La duplicazione delle competenze tra P.M. presso il Tribunale e P.M. presso la Corte di Appello non ha oggi regione di esistere.
Si giustificava, storicamente, con la dipendenza gerarchica del P.M. dal Ministero e perciò il P.M. inferiore doveva relazionare a quello superiore, la cui posizione di vertice lo rendeva diretto interlocutore del Ministro.
Nel nuovo aspetto costituzionale il rapporto tra Ministro e P.M. è di natura funzionale.
La collaborazione all’esercizio della funzione di vigilanza e controllo del p.m. sull’ordine professionale è slegata da alcun vincolo gerarchico con il ministro e con gli uffici di procura superiori ed è assoluta in forza della natura dell’organo: neutro ed imparziale che agisce per sollecitare la verifica della legalità da parte dell’organo giudicante e per la tutela degli interessi dello Stato – comunità, delle persone giuridiche, degli enti e degli incapaci.

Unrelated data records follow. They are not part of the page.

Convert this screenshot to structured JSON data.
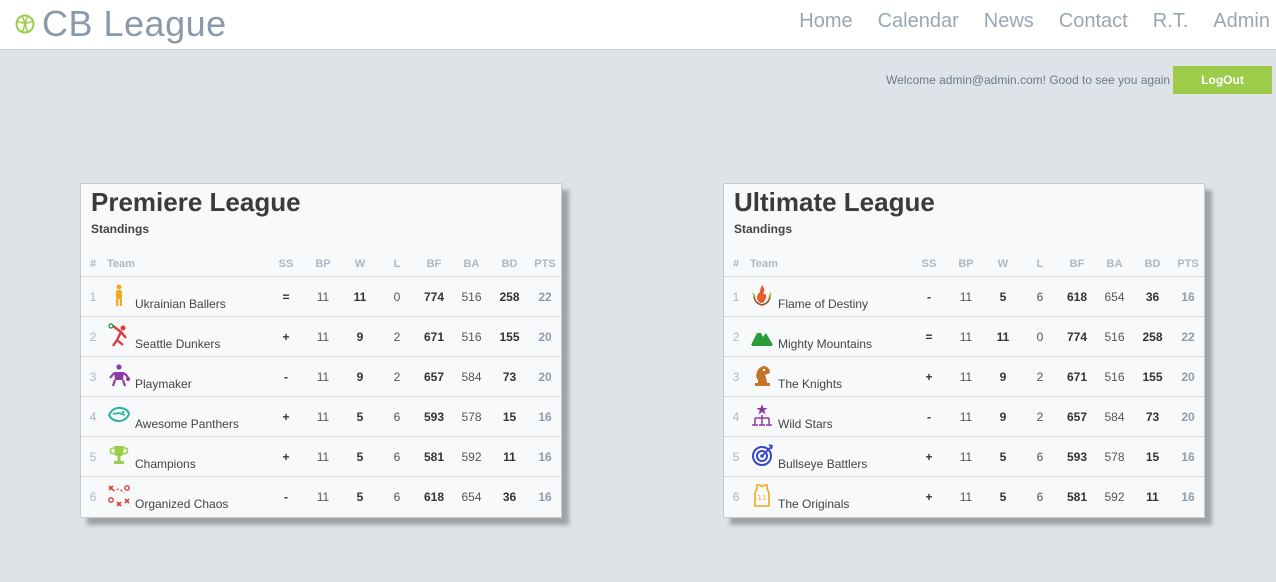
{
  "brand": {
    "name": "CB League",
    "icon": "basketball-icon",
    "accent": "#9ccc4a"
  },
  "nav": [
    "Home",
    "Calendar",
    "News",
    "Contact",
    "R.T.",
    "Admin"
  ],
  "session": {
    "welcome": "Welcome admin@admin.com! Good to see you again",
    "logout_label": "LogOut"
  },
  "columns": [
    "#",
    "Team",
    "SS",
    "BP",
    "W",
    "L",
    "BF",
    "BA",
    "BD",
    "PTS"
  ],
  "leagues": [
    {
      "title": "Premiere League",
      "subtitle": "Standings",
      "rows": [
        {
          "rank": "1",
          "team": "Ukrainian Ballers",
          "icon": "player-icon",
          "ss": "=",
          "bp": "11",
          "w": "11",
          "l": "0",
          "bf": "774",
          "ba": "516",
          "bd": "258",
          "pts": "22"
        },
        {
          "rank": "2",
          "team": "Seattle Dunkers",
          "icon": "dunk-icon",
          "ss": "+",
          "bp": "11",
          "w": "9",
          "l": "2",
          "bf": "671",
          "ba": "516",
          "bd": "155",
          "pts": "20"
        },
        {
          "rank": "3",
          "team": "Playmaker",
          "icon": "playmaker-icon",
          "ss": "-",
          "bp": "11",
          "w": "9",
          "l": "2",
          "bf": "657",
          "ba": "584",
          "bd": "73",
          "pts": "20"
        },
        {
          "rank": "4",
          "team": "Awesome Panthers",
          "icon": "panther-icon",
          "ss": "+",
          "bp": "11",
          "w": "5",
          "l": "6",
          "bf": "593",
          "ba": "578",
          "bd": "15",
          "pts": "16"
        },
        {
          "rank": "5",
          "team": "Champions",
          "icon": "trophy-icon",
          "ss": "+",
          "bp": "11",
          "w": "5",
          "l": "6",
          "bf": "581",
          "ba": "592",
          "bd": "11",
          "pts": "16"
        },
        {
          "rank": "6",
          "team": "Organized Chaos",
          "icon": "tactics-icon",
          "ss": "-",
          "bp": "11",
          "w": "5",
          "l": "6",
          "bf": "618",
          "ba": "654",
          "bd": "36",
          "pts": "16"
        }
      ]
    },
    {
      "title": "Ultimate League",
      "subtitle": "Standings",
      "rows": [
        {
          "rank": "1",
          "team": "Flame of Destiny",
          "icon": "flame-icon",
          "ss": "-",
          "bp": "11",
          "w": "5",
          "l": "6",
          "bf": "618",
          "ba": "654",
          "bd": "36",
          "pts": "16"
        },
        {
          "rank": "2",
          "team": "Mighty Mountains",
          "icon": "mountain-icon",
          "ss": "=",
          "bp": "11",
          "w": "11",
          "l": "0",
          "bf": "774",
          "ba": "516",
          "bd": "258",
          "pts": "22"
        },
        {
          "rank": "3",
          "team": "The Knights",
          "icon": "knight-icon",
          "ss": "+",
          "bp": "11",
          "w": "9",
          "l": "2",
          "bf": "671",
          "ba": "516",
          "bd": "155",
          "pts": "20"
        },
        {
          "rank": "4",
          "team": "Wild Stars",
          "icon": "star-icon",
          "ss": "-",
          "bp": "11",
          "w": "9",
          "l": "2",
          "bf": "657",
          "ba": "584",
          "bd": "73",
          "pts": "20"
        },
        {
          "rank": "5",
          "team": "Bullseye Battlers",
          "icon": "bullseye-icon",
          "ss": "+",
          "bp": "11",
          "w": "5",
          "l": "6",
          "bf": "593",
          "ba": "578",
          "bd": "15",
          "pts": "16"
        },
        {
          "rank": "6",
          "team": "The Originals",
          "icon": "jersey-icon",
          "ss": "+",
          "bp": "11",
          "w": "5",
          "l": "6",
          "bf": "581",
          "ba": "592",
          "bd": "11",
          "pts": "16"
        }
      ]
    }
  ]
}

La supervisione della procura generale della corte di appello potrebbe continuare a permanere se vista nell’ottica di assicurare uniformità di indirizzi nelle valutazioni disciplinari dei distinti consigli locali presenti nel distretto.
Ma tale funzione è assicurata dalla funzione giurisdizionale del CNF.
Pertanto, anche sotto tale profilo la competenza della procura generale appare priva di significato e rimane come il risultato di una posizione legata ai ruoli e rapporti, nel nuovo sistema costituzionale del tutto superati.
La funzione requirente della Procura Generale della Cassazione davanti CNF è corretta e va mantenuta in ragione della unicità e centralità della funzione giurisdizionale e per assicurare la necessaria simmetria con l’analoga (ma più penetrativa) funzione che la medesima Procura svolge la Sezione disciplinare del CSM.

La conclusione con “parole sante”

In conclusione, ritengo che l’attuale normativa sul procedimento disciplinare, per quanto lacunosa ed in più tratti problematica, se applicata con la necessaria consapevolezza dell’importanza del compito, può risultare efficace solo se si ha chiara LA RESPONSABILITA’, che ciascuno, nei diversi ruoli, è chiamato ad esercitare.
La responsabilità nell’affermazione dei valori etici e deontologici della professione è CONCETTO CHE COINVOLGE TUTTI, e questo NON IMPLICA IL PUNIRE FINE A SE STESSO MA VUOLE FAR CAPIRE, DARE SOSTEGNO, AIUTO E CONDIVISIONE, PER INCORAGGIARE UNA CAMBIAMENTO DI COMPORTAMENTO che serva a rafforzare nella società civile i valori di una professione che da sempre è un pilastro nel riconoscimento e nella tutela dei diritti della persona.